Fallait-il insérer ces propos dans un univers aussi minable ? Pourquoi fallait-il ne présenter que des personnages ou laids, ou vulgaires, ou désabusés, ou hostiles. La satire sociale implique-t-elle de ridiculiser ces hommes et ces femmes pris dans une spirale de pauvreté matérielle et culturelle ? Gérard Depardieu, dont la corpulence s'aggrave, en rajoute dans le laisser-aller corporel. Et pourquoi mettre au service de cet univers des images également médiocres.... Si l'on comprend l'usage du flou lorsqu'on entre dans la sphère des souvenirs cela ne s'imposait pas pour le reste de la narration. Et que dire des couleurs criardes !
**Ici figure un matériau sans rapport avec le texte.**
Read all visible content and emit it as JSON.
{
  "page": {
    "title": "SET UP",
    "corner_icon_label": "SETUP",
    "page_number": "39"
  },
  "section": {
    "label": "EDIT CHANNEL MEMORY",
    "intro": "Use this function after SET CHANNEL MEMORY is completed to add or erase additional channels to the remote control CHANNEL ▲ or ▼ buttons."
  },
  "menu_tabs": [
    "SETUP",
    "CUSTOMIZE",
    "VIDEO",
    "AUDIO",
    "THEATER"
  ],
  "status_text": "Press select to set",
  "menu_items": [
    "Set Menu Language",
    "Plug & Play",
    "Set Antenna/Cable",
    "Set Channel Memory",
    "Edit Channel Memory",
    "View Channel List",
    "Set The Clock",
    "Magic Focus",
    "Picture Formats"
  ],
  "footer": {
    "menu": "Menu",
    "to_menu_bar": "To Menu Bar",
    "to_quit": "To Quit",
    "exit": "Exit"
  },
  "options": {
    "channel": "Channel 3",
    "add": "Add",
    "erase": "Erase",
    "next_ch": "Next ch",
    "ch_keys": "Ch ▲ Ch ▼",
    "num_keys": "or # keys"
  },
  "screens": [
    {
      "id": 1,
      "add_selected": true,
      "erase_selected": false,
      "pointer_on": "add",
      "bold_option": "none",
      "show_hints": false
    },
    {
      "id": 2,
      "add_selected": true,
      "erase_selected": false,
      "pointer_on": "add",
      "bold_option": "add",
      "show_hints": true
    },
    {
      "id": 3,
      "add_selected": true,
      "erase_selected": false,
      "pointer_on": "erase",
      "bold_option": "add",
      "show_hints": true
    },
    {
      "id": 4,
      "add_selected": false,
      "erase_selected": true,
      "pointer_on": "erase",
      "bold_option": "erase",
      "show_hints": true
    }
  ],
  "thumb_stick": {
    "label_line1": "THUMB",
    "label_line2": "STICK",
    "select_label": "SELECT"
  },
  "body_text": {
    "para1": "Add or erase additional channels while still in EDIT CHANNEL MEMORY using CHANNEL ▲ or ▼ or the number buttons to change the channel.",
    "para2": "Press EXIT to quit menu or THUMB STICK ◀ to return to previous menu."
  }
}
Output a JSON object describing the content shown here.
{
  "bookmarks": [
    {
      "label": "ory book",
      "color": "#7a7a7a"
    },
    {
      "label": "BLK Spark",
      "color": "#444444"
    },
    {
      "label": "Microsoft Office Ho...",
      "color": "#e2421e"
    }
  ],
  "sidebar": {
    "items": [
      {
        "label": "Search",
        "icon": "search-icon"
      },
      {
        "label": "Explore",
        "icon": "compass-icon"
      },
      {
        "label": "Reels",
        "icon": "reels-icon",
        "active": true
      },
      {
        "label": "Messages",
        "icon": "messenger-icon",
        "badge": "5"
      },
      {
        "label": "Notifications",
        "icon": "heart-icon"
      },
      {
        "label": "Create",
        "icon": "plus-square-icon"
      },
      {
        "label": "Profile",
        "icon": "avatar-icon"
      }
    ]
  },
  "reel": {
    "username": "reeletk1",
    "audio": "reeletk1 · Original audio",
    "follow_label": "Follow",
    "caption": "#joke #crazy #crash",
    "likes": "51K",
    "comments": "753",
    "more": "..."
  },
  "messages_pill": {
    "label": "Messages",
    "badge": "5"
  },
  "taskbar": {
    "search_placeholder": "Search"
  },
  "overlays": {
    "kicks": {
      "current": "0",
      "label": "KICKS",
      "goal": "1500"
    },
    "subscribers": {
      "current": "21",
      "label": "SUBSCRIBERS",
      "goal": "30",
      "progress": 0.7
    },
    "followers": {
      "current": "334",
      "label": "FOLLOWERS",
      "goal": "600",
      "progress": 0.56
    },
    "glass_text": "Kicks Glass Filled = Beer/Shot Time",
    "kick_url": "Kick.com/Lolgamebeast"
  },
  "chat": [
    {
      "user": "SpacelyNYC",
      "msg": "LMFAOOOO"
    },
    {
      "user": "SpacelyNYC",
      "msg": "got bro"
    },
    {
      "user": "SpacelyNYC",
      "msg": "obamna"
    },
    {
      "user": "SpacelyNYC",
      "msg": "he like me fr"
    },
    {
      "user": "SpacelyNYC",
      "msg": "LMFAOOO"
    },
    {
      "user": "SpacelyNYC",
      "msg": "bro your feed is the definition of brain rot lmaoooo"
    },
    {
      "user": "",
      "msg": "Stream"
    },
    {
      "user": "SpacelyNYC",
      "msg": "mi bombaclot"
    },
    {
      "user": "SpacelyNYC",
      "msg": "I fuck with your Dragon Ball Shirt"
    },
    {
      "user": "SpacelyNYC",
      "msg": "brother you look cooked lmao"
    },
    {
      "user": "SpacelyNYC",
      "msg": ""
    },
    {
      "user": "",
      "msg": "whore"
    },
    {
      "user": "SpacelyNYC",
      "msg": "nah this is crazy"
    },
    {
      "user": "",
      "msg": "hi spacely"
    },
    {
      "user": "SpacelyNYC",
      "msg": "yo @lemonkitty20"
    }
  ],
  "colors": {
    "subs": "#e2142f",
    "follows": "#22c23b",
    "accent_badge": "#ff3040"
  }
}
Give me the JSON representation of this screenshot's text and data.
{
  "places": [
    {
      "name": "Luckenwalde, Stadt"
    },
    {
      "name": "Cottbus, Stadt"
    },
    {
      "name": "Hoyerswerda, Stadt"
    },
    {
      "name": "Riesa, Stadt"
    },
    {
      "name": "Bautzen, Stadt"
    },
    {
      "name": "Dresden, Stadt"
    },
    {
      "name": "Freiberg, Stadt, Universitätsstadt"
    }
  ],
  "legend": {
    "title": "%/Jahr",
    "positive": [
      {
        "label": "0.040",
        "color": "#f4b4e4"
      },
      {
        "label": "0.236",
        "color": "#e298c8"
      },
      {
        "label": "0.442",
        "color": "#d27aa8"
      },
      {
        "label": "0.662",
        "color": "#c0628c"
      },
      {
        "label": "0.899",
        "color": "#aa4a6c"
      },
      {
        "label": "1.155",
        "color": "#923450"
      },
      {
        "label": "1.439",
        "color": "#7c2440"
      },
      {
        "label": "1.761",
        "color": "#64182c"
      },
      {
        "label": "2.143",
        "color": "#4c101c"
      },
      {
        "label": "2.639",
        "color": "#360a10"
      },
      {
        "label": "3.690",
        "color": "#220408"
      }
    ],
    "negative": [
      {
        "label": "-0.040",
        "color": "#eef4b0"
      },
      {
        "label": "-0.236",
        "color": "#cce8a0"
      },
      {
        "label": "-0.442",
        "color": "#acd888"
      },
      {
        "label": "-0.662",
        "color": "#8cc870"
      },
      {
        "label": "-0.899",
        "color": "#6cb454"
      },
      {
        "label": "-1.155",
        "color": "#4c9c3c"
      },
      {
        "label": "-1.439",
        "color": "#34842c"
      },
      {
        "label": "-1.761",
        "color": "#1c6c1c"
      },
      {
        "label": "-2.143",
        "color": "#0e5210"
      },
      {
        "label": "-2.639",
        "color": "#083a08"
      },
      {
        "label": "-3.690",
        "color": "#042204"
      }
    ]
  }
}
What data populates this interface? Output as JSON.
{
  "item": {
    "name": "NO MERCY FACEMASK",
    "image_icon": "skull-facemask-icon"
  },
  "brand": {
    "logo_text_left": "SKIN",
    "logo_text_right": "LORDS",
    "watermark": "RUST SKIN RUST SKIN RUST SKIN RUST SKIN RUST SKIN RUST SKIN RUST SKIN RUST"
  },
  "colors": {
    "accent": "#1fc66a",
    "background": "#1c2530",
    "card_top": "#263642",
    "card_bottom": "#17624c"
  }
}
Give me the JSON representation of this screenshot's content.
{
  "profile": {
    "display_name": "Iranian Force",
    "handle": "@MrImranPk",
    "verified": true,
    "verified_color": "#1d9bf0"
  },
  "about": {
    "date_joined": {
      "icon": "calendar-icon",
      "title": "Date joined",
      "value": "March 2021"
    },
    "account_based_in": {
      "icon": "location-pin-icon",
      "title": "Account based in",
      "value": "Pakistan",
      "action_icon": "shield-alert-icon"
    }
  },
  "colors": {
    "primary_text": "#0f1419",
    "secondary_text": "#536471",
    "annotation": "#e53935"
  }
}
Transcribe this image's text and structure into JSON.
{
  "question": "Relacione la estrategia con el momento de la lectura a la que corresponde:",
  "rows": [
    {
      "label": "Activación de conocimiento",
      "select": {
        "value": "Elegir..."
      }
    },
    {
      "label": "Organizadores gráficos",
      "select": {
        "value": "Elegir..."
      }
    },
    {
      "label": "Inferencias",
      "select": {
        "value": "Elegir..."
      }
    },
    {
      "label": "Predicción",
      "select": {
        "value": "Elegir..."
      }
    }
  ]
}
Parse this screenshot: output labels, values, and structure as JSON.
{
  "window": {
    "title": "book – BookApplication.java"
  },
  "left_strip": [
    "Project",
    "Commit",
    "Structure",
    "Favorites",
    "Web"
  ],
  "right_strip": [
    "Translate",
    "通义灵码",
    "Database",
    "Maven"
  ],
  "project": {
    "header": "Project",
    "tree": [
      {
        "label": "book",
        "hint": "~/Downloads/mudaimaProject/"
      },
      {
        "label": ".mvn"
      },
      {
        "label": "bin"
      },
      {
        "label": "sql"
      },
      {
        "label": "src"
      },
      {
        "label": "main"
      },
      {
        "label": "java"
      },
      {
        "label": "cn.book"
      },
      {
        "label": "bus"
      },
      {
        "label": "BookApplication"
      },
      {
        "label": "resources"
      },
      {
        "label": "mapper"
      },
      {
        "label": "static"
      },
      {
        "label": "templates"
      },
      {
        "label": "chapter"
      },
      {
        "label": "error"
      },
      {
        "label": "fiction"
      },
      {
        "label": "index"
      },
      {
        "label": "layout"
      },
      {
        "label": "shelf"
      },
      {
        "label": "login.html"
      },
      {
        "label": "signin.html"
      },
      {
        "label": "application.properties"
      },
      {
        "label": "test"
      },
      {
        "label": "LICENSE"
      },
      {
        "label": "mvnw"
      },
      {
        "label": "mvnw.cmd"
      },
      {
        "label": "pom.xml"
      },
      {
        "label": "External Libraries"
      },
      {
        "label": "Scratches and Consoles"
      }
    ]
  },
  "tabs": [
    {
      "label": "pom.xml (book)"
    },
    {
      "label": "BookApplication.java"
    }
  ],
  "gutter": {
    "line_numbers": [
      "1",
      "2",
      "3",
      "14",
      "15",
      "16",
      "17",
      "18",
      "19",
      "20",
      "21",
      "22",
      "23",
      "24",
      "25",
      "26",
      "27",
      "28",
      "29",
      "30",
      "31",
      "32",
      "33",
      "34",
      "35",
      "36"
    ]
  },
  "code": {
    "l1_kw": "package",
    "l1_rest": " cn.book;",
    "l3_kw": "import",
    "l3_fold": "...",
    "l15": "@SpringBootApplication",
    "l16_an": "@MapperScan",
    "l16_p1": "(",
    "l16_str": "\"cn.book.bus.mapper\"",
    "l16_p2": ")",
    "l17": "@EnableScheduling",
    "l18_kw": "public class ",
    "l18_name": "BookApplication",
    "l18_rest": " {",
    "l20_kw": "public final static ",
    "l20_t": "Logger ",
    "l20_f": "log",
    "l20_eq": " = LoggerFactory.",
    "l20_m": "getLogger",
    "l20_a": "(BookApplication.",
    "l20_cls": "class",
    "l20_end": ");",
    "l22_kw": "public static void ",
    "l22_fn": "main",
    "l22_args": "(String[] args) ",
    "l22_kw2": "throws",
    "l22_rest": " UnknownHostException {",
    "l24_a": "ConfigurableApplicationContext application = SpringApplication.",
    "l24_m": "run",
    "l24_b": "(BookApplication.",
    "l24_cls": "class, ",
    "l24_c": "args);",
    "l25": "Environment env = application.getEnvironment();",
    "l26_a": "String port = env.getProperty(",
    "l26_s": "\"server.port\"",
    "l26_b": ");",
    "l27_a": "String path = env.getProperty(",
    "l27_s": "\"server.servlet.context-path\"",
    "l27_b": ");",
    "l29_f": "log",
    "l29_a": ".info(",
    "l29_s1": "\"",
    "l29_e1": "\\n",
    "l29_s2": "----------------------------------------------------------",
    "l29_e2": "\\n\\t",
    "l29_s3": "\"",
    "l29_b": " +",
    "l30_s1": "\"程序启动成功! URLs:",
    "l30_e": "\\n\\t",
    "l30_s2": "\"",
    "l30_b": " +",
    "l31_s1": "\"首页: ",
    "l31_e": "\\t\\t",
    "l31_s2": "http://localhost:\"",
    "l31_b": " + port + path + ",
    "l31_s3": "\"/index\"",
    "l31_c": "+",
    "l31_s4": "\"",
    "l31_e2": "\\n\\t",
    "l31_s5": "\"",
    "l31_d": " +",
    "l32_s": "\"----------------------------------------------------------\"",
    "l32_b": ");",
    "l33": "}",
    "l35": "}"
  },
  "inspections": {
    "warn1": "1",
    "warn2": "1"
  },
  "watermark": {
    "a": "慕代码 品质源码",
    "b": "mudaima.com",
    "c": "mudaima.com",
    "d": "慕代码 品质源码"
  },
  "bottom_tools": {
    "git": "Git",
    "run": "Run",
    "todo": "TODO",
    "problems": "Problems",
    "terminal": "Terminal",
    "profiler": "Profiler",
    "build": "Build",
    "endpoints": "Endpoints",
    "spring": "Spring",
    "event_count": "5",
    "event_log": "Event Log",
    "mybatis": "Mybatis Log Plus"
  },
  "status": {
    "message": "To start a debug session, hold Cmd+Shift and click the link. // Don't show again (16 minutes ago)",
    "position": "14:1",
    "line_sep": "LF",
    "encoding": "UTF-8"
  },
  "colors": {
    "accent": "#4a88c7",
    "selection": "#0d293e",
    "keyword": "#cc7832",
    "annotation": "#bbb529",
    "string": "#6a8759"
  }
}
Et pourtant il y a de bonnes idées. Certaines scènes sont comme des sketches autonomes, très réussis : la "fête" du départ à la retraite, Yolande Moreau aux prises avec une boite vocale au téléphone, Serge et sa nièce naviguant sur la mer dans une coque de piscine.... D'autres scènes sont empreintes d'une vraie nostalgie : l'arrivée à la "buvette", délabrée et abandonnée, qui s'accompagne de bruits de conversations enjouées, celles du passé vécu là, le bouquet de fleurs déposé sur le lieu de l'accident ancien....
C'est Yolande Moreau qui s'en tire le mieux dans cette affaire : pleine de naturel et sans trop en faire, elle est tout à fait crédible. Gérard Depardieu lui l'est beaucoup moins.